For my own selfish part, I lost the counsel and friendship of someone I love very much. I needed someone to give me wisdom on how to walk this road, but the very person I needed was the one suffering herself. I should have seen sooner what God was doing and how He was using this. He used it in that most exasperating way, where He uses pain to teach us to rely on Him fully, and to grow patience and resilience in my heart. I fought Him and railed against Him and sobbed at His feet. How could He let this happen to them? How could He leave me so full of grief for others that I could not get through one day without crying?

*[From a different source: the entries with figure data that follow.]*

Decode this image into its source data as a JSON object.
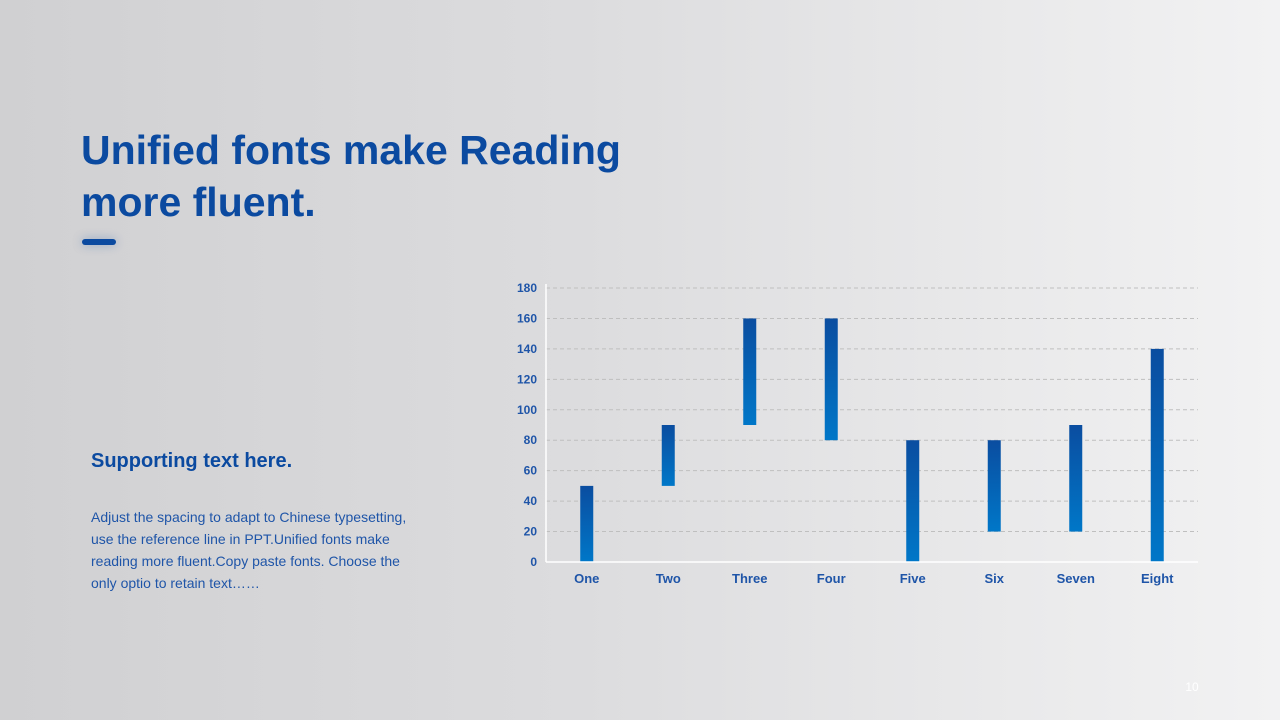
{
  "slide": {
    "title": "Unified fonts make Reading more fluent.",
    "support_heading": "Supporting text here.",
    "support_body": "Adjust the spacing to adapt to Chinese typesetting, use the reference line in PPT.Unified fonts make reading more fluent.Copy paste fonts. Choose the only optio to retain text……",
    "page_number": "10"
  },
  "colors": {
    "title": "#0b4aa0",
    "bar_top": "#0a4da0",
    "bar_bottom": "#0077c8",
    "axis_label": "#1f55a8",
    "gridline": "#bfbfbf"
  },
  "chart_data": {
    "type": "bar",
    "subtype": "floating-range",
    "categories": [
      "One",
      "Two",
      "Three",
      "Four",
      "Five",
      "Six",
      "Seven",
      "Eight"
    ],
    "series": [
      {
        "low": [
          0,
          50,
          90,
          80,
          0,
          20,
          20,
          0
        ],
        "high": [
          50,
          90,
          160,
          160,
          80,
          80,
          90,
          140
        ]
      }
    ],
    "yticks": [
      "0",
      "20",
      "40",
      "60",
      "80",
      "100",
      "120",
      "140",
      "160",
      "180"
    ],
    "ylim": [
      0,
      180
    ],
    "grid": true,
    "legend": "none"
  }
}
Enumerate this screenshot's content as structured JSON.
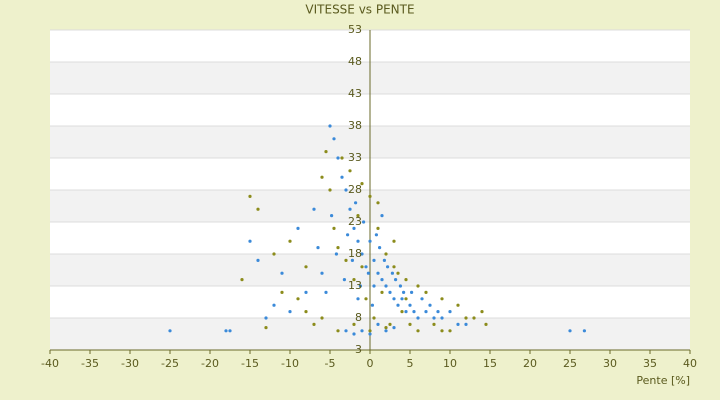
{
  "chart_data": {
    "type": "scatter",
    "title": "VITESSE vs PENTE",
    "x_label": "Pente [%]",
    "xlim": [
      -40,
      40
    ],
    "xticks": [
      -40,
      -35,
      -30,
      -25,
      -20,
      -15,
      -10,
      -5,
      0,
      5,
      10,
      15,
      20,
      25,
      30,
      35,
      40
    ],
    "ylim": [
      3,
      53
    ],
    "yticks": [
      3,
      8,
      13,
      18,
      23,
      28,
      33,
      38,
      43,
      48,
      53
    ],
    "grid": true,
    "series": [
      {
        "color": "#3b8ad9",
        "x": [
          -25,
          -18,
          -17.5,
          25,
          26.8,
          -13,
          -12,
          -10,
          -8,
          -6,
          -5,
          -4.5,
          -4,
          -3.5,
          -3,
          -2.5,
          -2,
          -1.5,
          -1,
          -0.5,
          0,
          0.5,
          1,
          1.5,
          2,
          2.5,
          3,
          3.5,
          4,
          4.5,
          5,
          5.5,
          6,
          7,
          8,
          9,
          10,
          11,
          12,
          -15,
          -14,
          -11,
          -9,
          -7,
          -6.5,
          -5.5,
          -4.8,
          -4.2,
          -3.2,
          -2.8,
          -2.2,
          -1.8,
          -1.2,
          -0.8,
          -0.2,
          0.3,
          0.8,
          1.2,
          1.8,
          2.2,
          2.8,
          3.2,
          3.8,
          4.2,
          5.2,
          6.5,
          7.5,
          8.5,
          -3,
          -2,
          -1,
          0,
          1,
          2,
          3,
          -1.5,
          0.5,
          1.5
        ],
        "values": [
          6,
          6,
          6,
          6,
          6,
          8,
          10,
          9,
          12,
          15,
          38,
          36,
          33,
          30,
          28,
          25,
          22,
          20,
          18,
          16,
          20,
          17,
          15,
          14,
          13,
          12,
          11,
          10,
          11,
          9,
          10,
          9,
          8,
          9,
          8,
          8,
          9,
          7,
          7,
          20,
          17,
          15,
          22,
          25,
          19,
          12,
          24,
          18,
          14,
          21,
          17,
          26,
          13,
          23,
          15,
          10,
          21,
          19,
          17,
          16,
          15,
          14,
          13,
          12,
          12,
          11,
          10,
          9,
          6,
          5.5,
          6,
          5.5,
          7,
          6,
          6.5,
          11,
          13,
          24
        ]
      },
      {
        "color": "#8c8c1c",
        "x": [
          -16,
          -15,
          -14,
          -12,
          -11,
          -10,
          -9,
          -8,
          -7,
          -6,
          -5.5,
          -5,
          -4.5,
          -4,
          -3.5,
          -3,
          -2.5,
          -2,
          -1.5,
          -1,
          -0.5,
          0,
          0.5,
          1,
          1.5,
          2,
          2.5,
          3,
          3.5,
          4,
          4.5,
          5,
          6,
          7,
          8,
          9,
          10,
          11,
          12,
          13,
          14,
          14.5,
          -4,
          -2,
          0,
          2,
          6,
          9,
          -13,
          -8,
          -6,
          3,
          1,
          -1,
          4.5
        ],
        "values": [
          14,
          27,
          25,
          18,
          12,
          20,
          11,
          16,
          7,
          30,
          34,
          28,
          22,
          19,
          33,
          17,
          31,
          14,
          24,
          29,
          11,
          27,
          8,
          22,
          12,
          18,
          7,
          20,
          15,
          9,
          14,
          7,
          13,
          12,
          7,
          11,
          6,
          10,
          8,
          8,
          9,
          7,
          6,
          7,
          6,
          6.5,
          6,
          6,
          6.5,
          9,
          8,
          16,
          26,
          16,
          11
        ]
      }
    ]
  }
}
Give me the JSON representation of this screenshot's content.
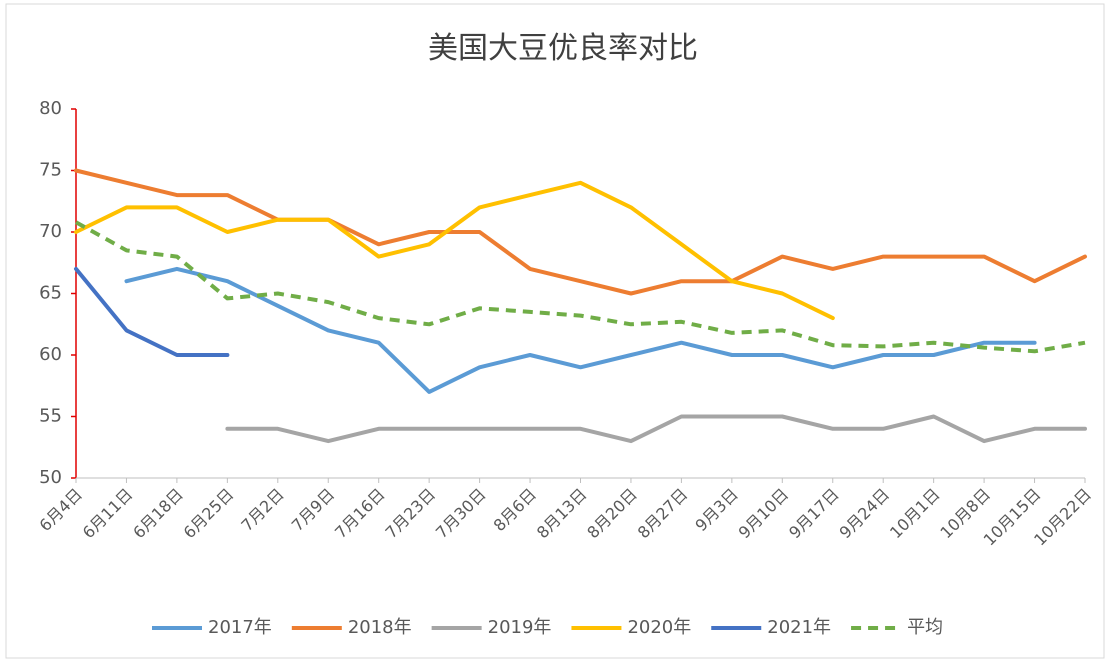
{
  "chart_data": {
    "type": "line",
    "title": "美国大豆优良率对比",
    "categories": [
      "6月4日",
      "6月11日",
      "6月18日",
      "6月25日",
      "7月2日",
      "7月9日",
      "7月16日",
      "7月23日",
      "7月30日",
      "8月6日",
      "8月13日",
      "8月20日",
      "8月27日",
      "9月3日",
      "9月10日",
      "9月17日",
      "9月24日",
      "10月1日",
      "10月8日",
      "10月15日",
      "10月22日"
    ],
    "series": [
      {
        "name": "2017年",
        "color": "#5b9bd5",
        "dashed": false,
        "values": [
          null,
          66,
          67,
          66,
          64,
          62,
          61,
          57,
          59,
          60,
          59,
          60,
          61,
          60,
          60,
          59,
          60,
          60,
          61,
          61,
          null
        ]
      },
      {
        "name": "2018年",
        "color": "#ed7d31",
        "dashed": false,
        "values": [
          75,
          74,
          73,
          73,
          71,
          71,
          69,
          70,
          70,
          67,
          66,
          65,
          66,
          66,
          68,
          67,
          68,
          68,
          68,
          66,
          68
        ]
      },
      {
        "name": "2019年",
        "color": "#a5a5a5",
        "dashed": false,
        "values": [
          null,
          null,
          null,
          54,
          54,
          53,
          54,
          54,
          54,
          54,
          54,
          53,
          55,
          55,
          55,
          54,
          54,
          55,
          53,
          54,
          54
        ]
      },
      {
        "name": "2020年",
        "color": "#ffc000",
        "dashed": false,
        "values": [
          70,
          72,
          72,
          70,
          71,
          71,
          68,
          69,
          72,
          73,
          74,
          72,
          69,
          66,
          65,
          63,
          null,
          null,
          null,
          null,
          null
        ]
      },
      {
        "name": "2021年",
        "color": "#4472c4",
        "dashed": false,
        "values": [
          67,
          62,
          60,
          60,
          null,
          null,
          null,
          null,
          null,
          null,
          null,
          null,
          null,
          null,
          null,
          null,
          null,
          null,
          null,
          null,
          null
        ]
      },
      {
        "name": "平均",
        "color": "#70ad47",
        "dashed": true,
        "values": [
          70.8,
          68.5,
          68,
          64.6,
          65,
          64.3,
          63,
          62.5,
          63.8,
          63.5,
          63.2,
          62.5,
          62.7,
          61.8,
          62,
          60.8,
          60.7,
          61,
          60.6,
          60.3,
          61
        ]
      }
    ],
    "ylim": [
      50,
      80
    ],
    "yticks": [
      50,
      55,
      60,
      65,
      70,
      75,
      80
    ],
    "grid": false,
    "legend": "bottom"
  }
}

I spent time with Him daily somewhat out of spite, asking Him to FIX THIS because I did not know how. I saw my friend from the distance which she now held me at, and I asked Jesus to come back now and take this cup from us all. I watched my sister from hundreds of miles away as she packed up her things and moved into an apartment. I thought of my uncle and how much He loved Jesus and how his family must go on without him. I yelled at God repeatedly. When my tantrums were done, I found new peace in Him. He waited until I got over myself, and showed me how closely He had drawn me to Him in the past year. I know He holds my friend in His hands. She always told me to remember what I know is true and all of His promises. I'm holding on to that as a lifeline; I know she's right. I don't know where God is taking her. I don't know what this is like for her beyond unimaginable pain. I know that none of us can go with her on this journey, but I trust that our Jesus is walking it with her. Because in the end it isn't about me. It's not about her. It's about Jesus. This is the comfort to which I have to cling, even if I do so at times with angry or bitter hands. I am finding peace, day by day, and I know that only comes from Him. God is good.